Il ricordo di quella notte memorabile; a 17 anni di distanza le emozioni di una partita che ha segnato la storia del Milan

17 anni fa si disputava una delle partite iconiche della storia recente del Milan; quella vittoria con l’Ajax rappresentò l’inizio di un ciclo, quello di Ancelotti che portò nella bacheca rossonera ben due Champions League (e potenzialmente ne avrebbe potute portare almeno altre due).

Ma quella notte non c’era tempo per pensare alla storia; quella notte c’era ansia e preoccupazione. Il Milan veniva da una faraonica campagna acquisti estiva con gli arrivi di Nesta, Rivaldo e Seedorf ma in campionato era 2° dietro la Juve e in Champions, nonostante i risultati brillanti ottenuti nei due gironi (all’epoca c’erano due gironi, non gli ottavi, ndr) il gioco stentava a decollare. All’andata, all’Amsterdam ArenA finì 0-0 contro i lancieri e il return match a San Siro sapeva tanto di fregatura dietro l’angolo. In più la Juventus e l’Inter avevano già strappato il pass per le semifinali uscendo indenni dal Camp Nou di Barcellona e dal Mestalla di Valencia.
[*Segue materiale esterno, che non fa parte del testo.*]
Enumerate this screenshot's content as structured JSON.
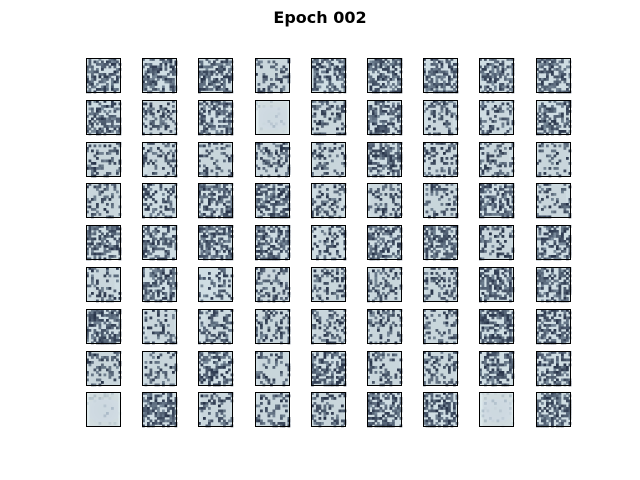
{
  "figure": {
    "title": "Epoch 002"
  },
  "grid": {
    "rows": 9,
    "cols": 9,
    "colormap": "bone",
    "cells": [
      [
        "noise",
        "noise",
        "noise",
        "faint-0",
        "noise",
        "noise",
        "noise",
        "noise",
        "noise"
      ],
      [
        "noise",
        "faint-0",
        "noise",
        "clear-0",
        "faint-0",
        "noise",
        "faint-3",
        "faint-4",
        "noise"
      ],
      [
        "faint-0",
        "faint-3",
        "faint-0",
        "faint-0",
        "faint-0",
        "noise",
        "faint-2",
        "faint-3",
        "faint-0"
      ],
      [
        "faint-0",
        "blurred-3",
        "noise",
        "noise",
        "faint-3",
        "faint-0",
        "faint-0",
        "noise",
        "faint-3"
      ],
      [
        "noise",
        "noise",
        "noise",
        "noise",
        "faint-4",
        "noise",
        "noise",
        "faint-0",
        "noise"
      ],
      [
        "faint-4",
        "noise",
        "dark-blob",
        "faint-0",
        "faint-0",
        "faint-0",
        "faint-0",
        "noise",
        "noise"
      ],
      [
        "noise",
        "faint-2",
        "faint-4",
        "faint-0",
        "faint-0",
        "faint-0",
        "faint-0",
        "noise",
        "noise"
      ],
      [
        "faint-0",
        "faint-0",
        "noise",
        "faint-0",
        "noise",
        "faint-0",
        "faint-0",
        "noise",
        "noise"
      ],
      [
        "clear-0",
        "noise",
        "faint-0",
        "faint-0",
        "faint-0",
        "noise",
        "noise",
        "clear-0",
        "noise"
      ]
    ]
  },
  "colors": {
    "background": "#ffffff",
    "frame": "#000000",
    "ink": "#1c2432",
    "paper_light": "#dde9ec",
    "paper_mid": "#9fb3c0",
    "noise_dark": "#28344a",
    "noise_light": "#cfdde3",
    "blob_bg": "#000000",
    "blob_fg": "#b6c8e0"
  }
}
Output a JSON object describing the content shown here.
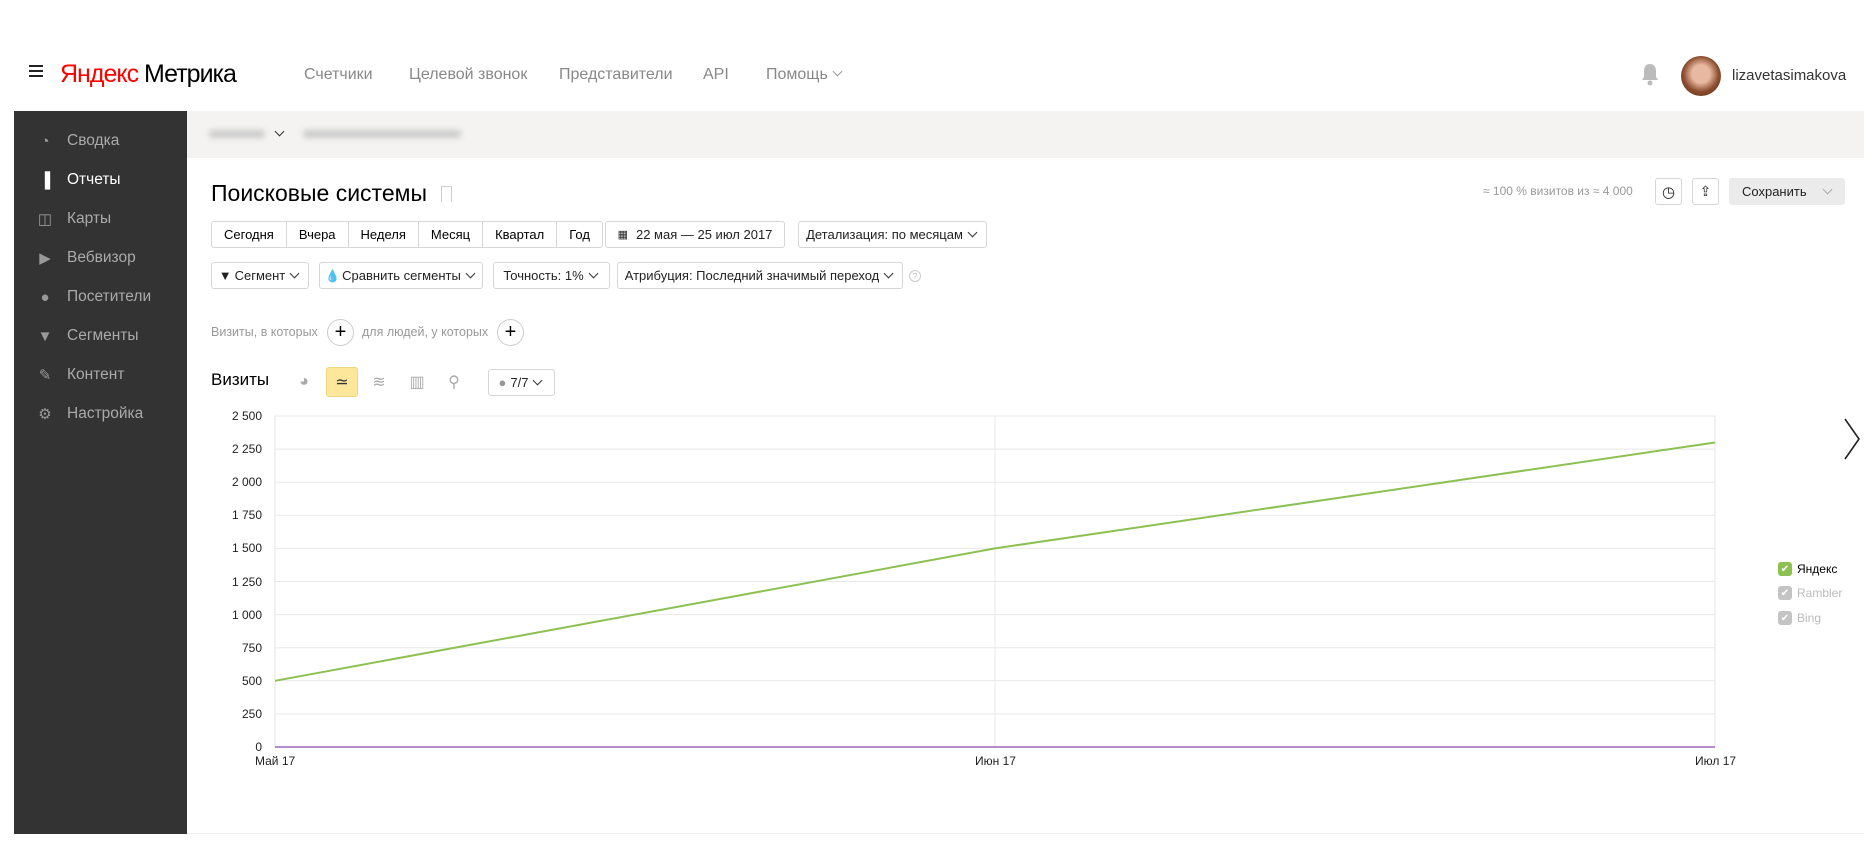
{
  "header": {
    "logo_brand": "Яндекс",
    "logo_product": "Метрика",
    "nav": [
      "Счетчики",
      "Целевой звонок",
      "Представители",
      "API",
      "Помощь"
    ],
    "username": "lizavetasimakova"
  },
  "sidebar": {
    "items": [
      {
        "label": "Сводка",
        "icon": "gauge-icon"
      },
      {
        "label": "Отчеты",
        "icon": "bar-chart-icon",
        "active": true
      },
      {
        "label": "Карты",
        "icon": "map-layout-icon"
      },
      {
        "label": "Вебвизор",
        "icon": "play-icon"
      },
      {
        "label": "Посетители",
        "icon": "person-icon"
      },
      {
        "label": "Сегменты",
        "icon": "funnel-icon"
      },
      {
        "label": "Контент",
        "icon": "pencil-icon"
      },
      {
        "label": "Настройка",
        "icon": "gear-icon"
      }
    ]
  },
  "page": {
    "title": "Поисковые системы",
    "stats": "≈ 100 % визитов из ≈ 4 000",
    "save": "Сохранить"
  },
  "periods": [
    "Сегодня",
    "Вчера",
    "Неделя",
    "Месяц",
    "Квартал",
    "Год"
  ],
  "date_range": "22 мая — 25 июл 2017",
  "detail": "Детализация: по месяцам",
  "filters": {
    "segment": "Сегмент",
    "compare": "Сравнить сегменты",
    "accuracy": "Точность: 1%",
    "attribution": "Атрибуция: Последний значимый переход"
  },
  "conditions": {
    "visits": "Визиты, в которых",
    "people": "для людей, у которых"
  },
  "chart_header": {
    "metric": "Визиты",
    "series_count": "7/7"
  },
  "colors": {
    "accent": "#fce79a",
    "yandex": "#8cc152",
    "other": "#b58ec9",
    "sidebar": "#333333"
  },
  "chart_data": {
    "type": "line",
    "categories": [
      "Май 17",
      "Июн 17",
      "Июл 17"
    ],
    "yticks": [
      "0",
      "250",
      "500",
      "750",
      "1 000",
      "1 250",
      "1 500",
      "1 750",
      "2 000",
      "2 250",
      "2 500"
    ],
    "ylim": [
      0,
      2500
    ],
    "grid": true,
    "legend_placement": "right",
    "series": [
      {
        "name": "Яндекс",
        "values": [
          500,
          1500,
          2300
        ],
        "color": "#8cc152"
      },
      {
        "name": "Rambler",
        "values": [
          0,
          0,
          0
        ],
        "color": "#b58ec9"
      },
      {
        "name": "Bing",
        "values": [
          0,
          0,
          0
        ],
        "color": "#b58ec9"
      }
    ]
  }
}
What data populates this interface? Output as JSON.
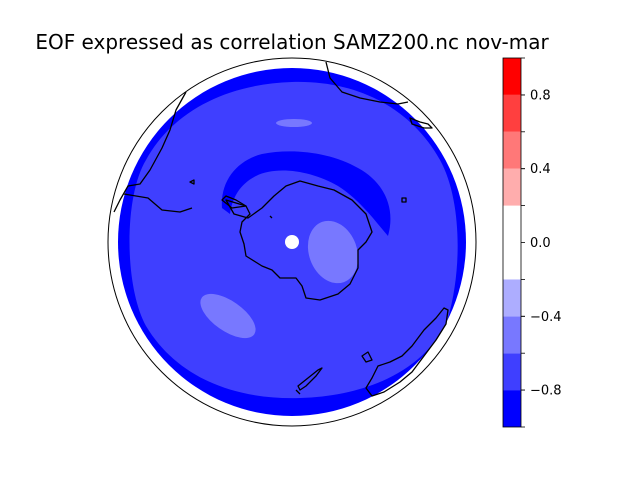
{
  "title": "EOF expressed as correlation SAMZ200.nc nov-mar",
  "colorbar": {
    "levels": [
      -1.0,
      -0.8,
      -0.6,
      -0.4,
      -0.2,
      0.2,
      0.4,
      0.6,
      0.8,
      1.0
    ],
    "colors": [
      "#0000ff",
      "#3f3fff",
      "#7878ff",
      "#adadff",
      "#ffffff",
      "#ffadad",
      "#ff7878",
      "#ff3f3f",
      "#ff0000"
    ],
    "ticks": [
      {
        "value": -0.8,
        "label": "−0.8"
      },
      {
        "value": -0.4,
        "label": "−0.4"
      },
      {
        "value": 0.0,
        "label": "0.0"
      },
      {
        "value": 0.4,
        "label": "0.4"
      },
      {
        "value": 0.8,
        "label": "0.8"
      }
    ]
  },
  "map": {
    "projection": "south-polar-stereographic",
    "field_colors": {
      "outer_ring": "#0000ff",
      "main": "#3f3fff",
      "weak": "#7878ff",
      "missing": "#ffffff"
    },
    "coastline_color": "#000000"
  }
}
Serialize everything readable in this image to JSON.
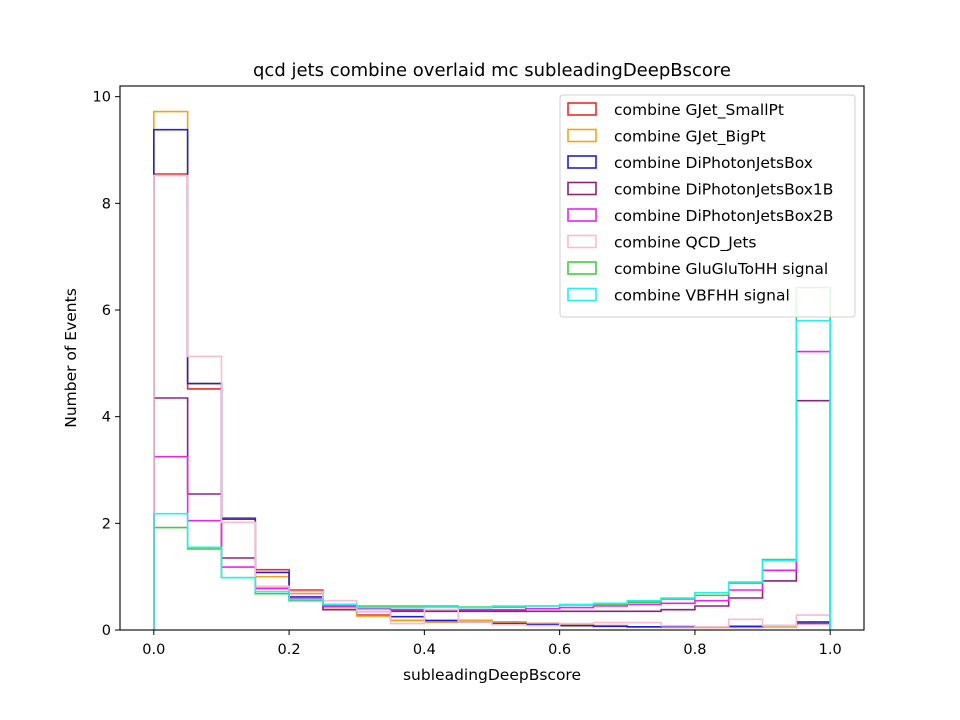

In questo clima infuocato arriva così quel mercoledì 23 aprile, era appena passata la Pasqua e il Milan era chiamato semplicemente a vincere contro l’Ajax«Avrete mica paura di una squadra di ragazzini?», il commento standard dei tifosi avversari. Peccato che tra quei ragazzini ci fossero Ibrahimovic, Sneijder, De Jong, Van der Meyde, Chivu; insomma gente di cui si sarebbe sentito parlare e parecchio in futuro. E poi c’era lui, l’inossidabile Jari Litmanen. Quando lo abbiamo visto entrare ad inizio secondo tempo, tutti ci siamo preoccupati ed infatti ecco l’1-1. Non so quanti di voi abbiano avuto la sfortuna di vedere quella partita insieme a parenti o amici tifosi dell’Inter o della Juve; chi vi scrive l’ha avuta. Avevo il nonno interista a sinistra, lo zio juventino a destra. Fu uno strazio ma Sheva rimise subito le cose a posto finché non arrivò Steven Pienaar… Non era possibile, un gol così, da uno così, a 10′ dalla fine con i vicini che all’unisono urlavano: «A casa… Il Milan dei fenomeni a casa contro dei ragazzini».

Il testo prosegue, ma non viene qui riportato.